A subsequent study focused on the HIV vaccine-induced response in a single individual immunized with a canary pox-HIV vector [124]. This individual mounted a potent response against HIV Gag (compared to the majority of canary pox vaccinees) from both CD4+ and CD8+ T cells. These responses also displayed considerable functional complexity; however, substantial responses were detected that were positive for only a single function: for CD4+ T cells, a substantial IL-2 only response was found, and for CD8+ T cells a CD107a only response was detected. For both T-cell subsets, the frequency of cells producing IFN-γ was quite low. Thus, without measuring additional functions beyond IFN-γ, a substantial proportion of the vaccine-induced response would have gone undetected.

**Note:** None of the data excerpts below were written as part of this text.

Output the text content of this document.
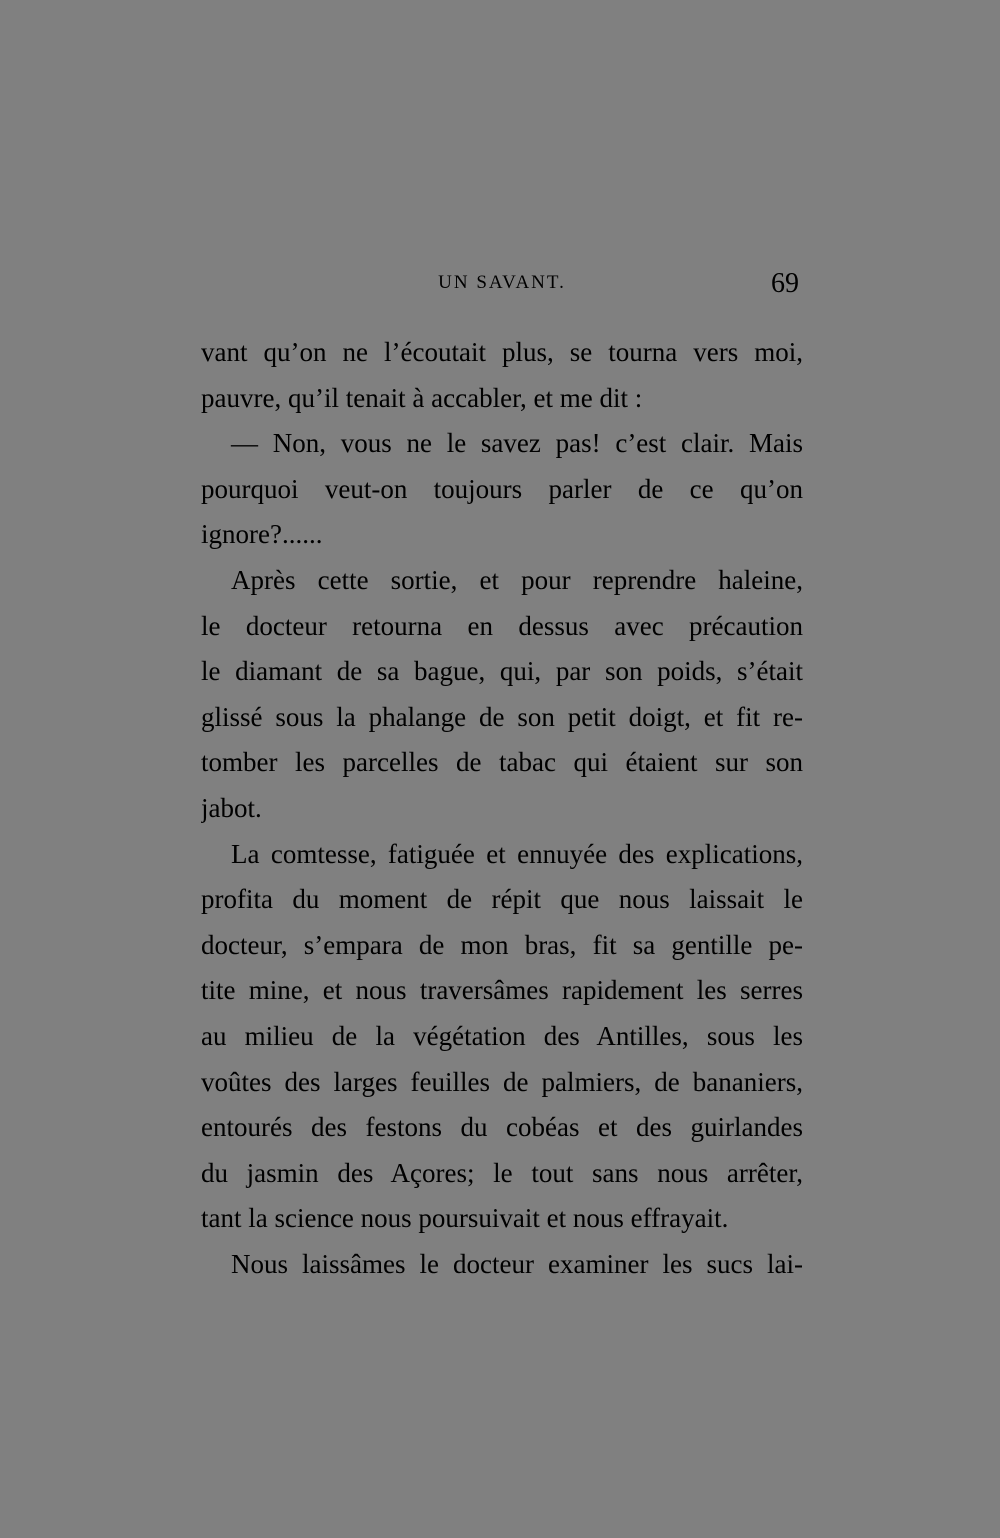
UN SAVANT.	69
vant qu’on ne l’écoutait plus, se tourna vers moi,
pauvre, qu’il tenait à accabler, et me dit :
— Non, vous ne le savez pas! c’est clair. Mais
pourquoi veut-on toujours parler de ce qu’on
ignore?......
Après cette sortie, et pour reprendre haleine,
le docteur retourna en dessus avec précaution
le diamant de sa bague, qui, par son poids, s’était
glissé sous la phalange de son petit doigt, et fit re-
tomber les parcelles de tabac qui étaient sur son
jabot.
La comtesse, fatiguée et ennuyée des explications,
profita du moment de répit que nous laissait le
docteur, s’empara de mon bras, fit sa gentille pe-
tite mine, et nous traversâmes rapidement les serres
au milieu de la végétation des Antilles, sous les
voûtes des larges feuilles de palmiers, de bananiers,
entourés des festons du cobéas et des guirlandes
du jasmin des Açores; le tout sans nous arrêter,
tant la science nous poursuivait et nous effrayait.
Nous laissâmes le docteur examiner les sucs lai-
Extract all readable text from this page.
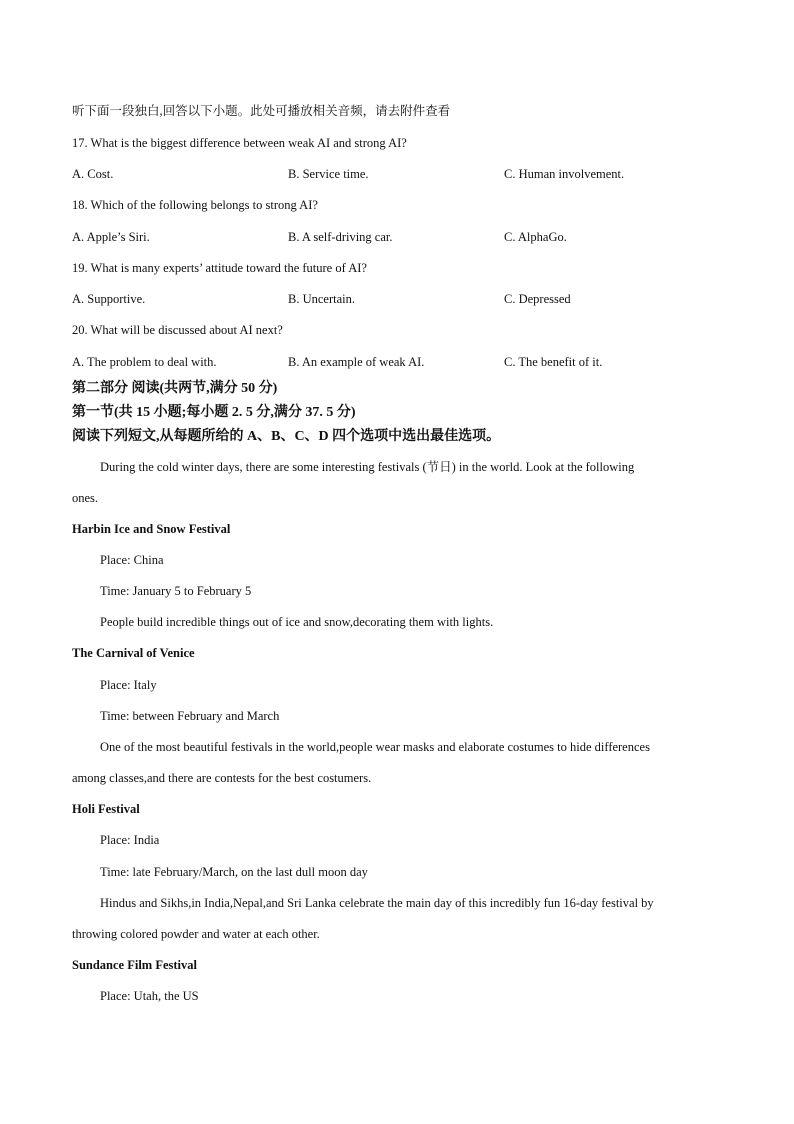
听下面一段独白,回答以下小题。此处可播放相关音频，请去附件查看
17. What is the biggest difference between weak AI and strong AI?
A. Cost.	B. Service time.	C. Human involvement.
18. Which of the following belongs to strong AI?
A. Apple’s Siri.	B. A self-driving car.	C. AlphaGo.
19. What is many experts’ attitude toward the future of AI?
A. Supportive.	B. Uncertain.	C. Depressed
20. What will be discussed about AI next?
A. The problem to deal with.	B. An example of weak AI.	C. The benefit of it.
第二部分 阅读(共两节,满分 50 分)
第一节(共 15 小题;每小题 2. 5 分,满分 37. 5 分)
阅读下列短文,从每题所给的 A、B、C、D 四个选项中选出最佳选项。
During the cold winter days, there are some interesting festivals (节日) in the world. Look at the following
ones.
Harbin Ice and Snow Festival
Place: China
Time: January 5 to February 5
People build incredible things out of ice and snow,decorating them with lights.
The Carnival of Venice
Place: Italy
Time: between February and March
One of the most beautiful festivals in the world,people wear masks and elaborate costumes to hide differences
among classes,and there are contests for the best costumers.
Holi Festival
Place: India
Time: late February/March, on the last dull moon day
Hindus and Sikhs,in India,Nepal,and Sri Lanka celebrate the main day of this incredibly fun 16-day festival by
throwing colored powder and water at each other.
Sundance Film Festival
Place: Utah, the US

An important caveat to these studies is that all of the various vaccine vectors utilized stimulated qualitatively different functional profiles in responding T cells. This is further accentuated by differential functionality observed in individuals vaccinated with vaccinia (NYVAC and modified vaccinia Ankara) and HIV-DNA and Ad5 vectors (R. Koup, personal communication). Hence, it is becoming clear that polyfunctional analysis is critical to the accurate assessment of vaccine-induced T-cell responses.

Concluding remarks

Over the past 10 years, major improvements in our understanding of memory T-cell generation and differentiation has prompted the design of sophisticated vaccine constructs aimed at inducing potent and long-term antigen-specific cellular immunity. In addition to the vaccine vector and the composition of the construct, the route of administration, the dose, the timing of the prime/boost regimens, and the processing and presentation of the immunogens all influence the type and quality of immunity induced by the candidate vaccine. These factors are difficult to modulate in humans, thus making the assessment of promising vaccine strategies extremely challenging. The delineation of an effective HIV-vaccine-induced response capable of preventing infection or controlling viral replication will require the simultaneous analysis of specific functions elicited from responding T cells. It is important to note, however, that we must also understand the functional nature and protective aspects of T cells induced by natural infection. Only by drawing such a comparison can we begin to assess whether a candidate vaccine will induce a potentially protective or an irrelevant immune response.